This article is the second in a series of articles dedicated to issues that arise when accounting for debt modifications. This particular issue is addressed in Sections 126.96.36.199 and 188.8.131.52 of our publication, A guide to accounting for debt modifications and restructurings (June 2023).
A delayed-draw term loan (DDTL) is a loan agreement where the borrower can draw funds incrementally over time rather than receiving a lump sum at the outset. In a DDTL, the borrower and lender agree on a maximum loan amount, but unlike traditional term loans, the borrower does not receive the full amount upfront. Instead, the borrower draws on the loan over time, up to the agreed maximum. The delayed draw option adds complexity to the accounting for debt modifications and restructurings because these loans have characteristics of both term loans and line-of-credit facilities. As a result, the accounting for modifications or restructurings of a DDTL may need to be evaluated under two different models depending on the facts and circumstances.
If the transaction does not meet the troubled debt restructuring criteria in FASB Accounting Standards Codification Topic 470-60, Debt – Troubled Debt Restructurings by Debtors, judgment is necessary in determining the appropriate accounting model to be used when evaluating changes to DDTLs. In general, we believe that changes to DDTLs that are unfunded and not expected to be funded in the near term should be evaluated using the line-of-credit model, while changes to funded DDTLs and those expected to be funded in the near term should be evaluated using the term loan model.
The proper identification of a transaction as a DDTL could impact the accounting treatment of fees incurred in connection with a debt modification or restructuring.
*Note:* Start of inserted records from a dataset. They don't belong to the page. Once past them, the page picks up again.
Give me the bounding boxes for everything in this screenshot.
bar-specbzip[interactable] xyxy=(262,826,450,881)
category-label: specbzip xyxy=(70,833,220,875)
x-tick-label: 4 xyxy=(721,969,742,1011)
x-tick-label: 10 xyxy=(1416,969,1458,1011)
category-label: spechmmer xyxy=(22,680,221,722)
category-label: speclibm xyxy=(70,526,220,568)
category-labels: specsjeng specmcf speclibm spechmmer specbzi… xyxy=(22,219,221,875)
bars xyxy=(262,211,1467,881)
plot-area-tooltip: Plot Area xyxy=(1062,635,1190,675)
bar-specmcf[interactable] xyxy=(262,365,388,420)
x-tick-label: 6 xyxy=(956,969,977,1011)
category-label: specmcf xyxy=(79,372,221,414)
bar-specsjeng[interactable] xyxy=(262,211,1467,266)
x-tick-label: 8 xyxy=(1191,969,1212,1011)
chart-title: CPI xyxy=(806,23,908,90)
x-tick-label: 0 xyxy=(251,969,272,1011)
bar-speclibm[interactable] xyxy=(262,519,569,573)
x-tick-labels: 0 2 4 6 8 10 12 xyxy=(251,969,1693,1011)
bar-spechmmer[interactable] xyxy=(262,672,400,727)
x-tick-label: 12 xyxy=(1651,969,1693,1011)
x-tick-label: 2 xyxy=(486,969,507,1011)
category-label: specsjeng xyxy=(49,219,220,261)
When entering into a DDTL transaction, a borrower will generally pay commitment fees to the lender, which are based on the size of the commitment by the lender and are generally payable based on either the undrawn commitment or the total commitment. Such fees are due regardless of whether the debt is drawn, which is consistent with fees paid on a line-of-credit arrangement. As a result, we believe these fees should be treated consistently with fees related to line-of-credit arrangements and recorded as either: (a) an asset or (b) a reduction of the carrying amount of debt, but only to the extent there is an outstanding debt balance when paid. Once the DDTL is drawn, we believe the fees (related to the drawn portion) should be treated consistent with term loan fees and reflected as a reduction of the debt balance and amortized over the life of the debt using the effective interest method. To the extent that the DDTL remains undrawn, the fees should be amortized on a straight-line basis over the life of the commitment.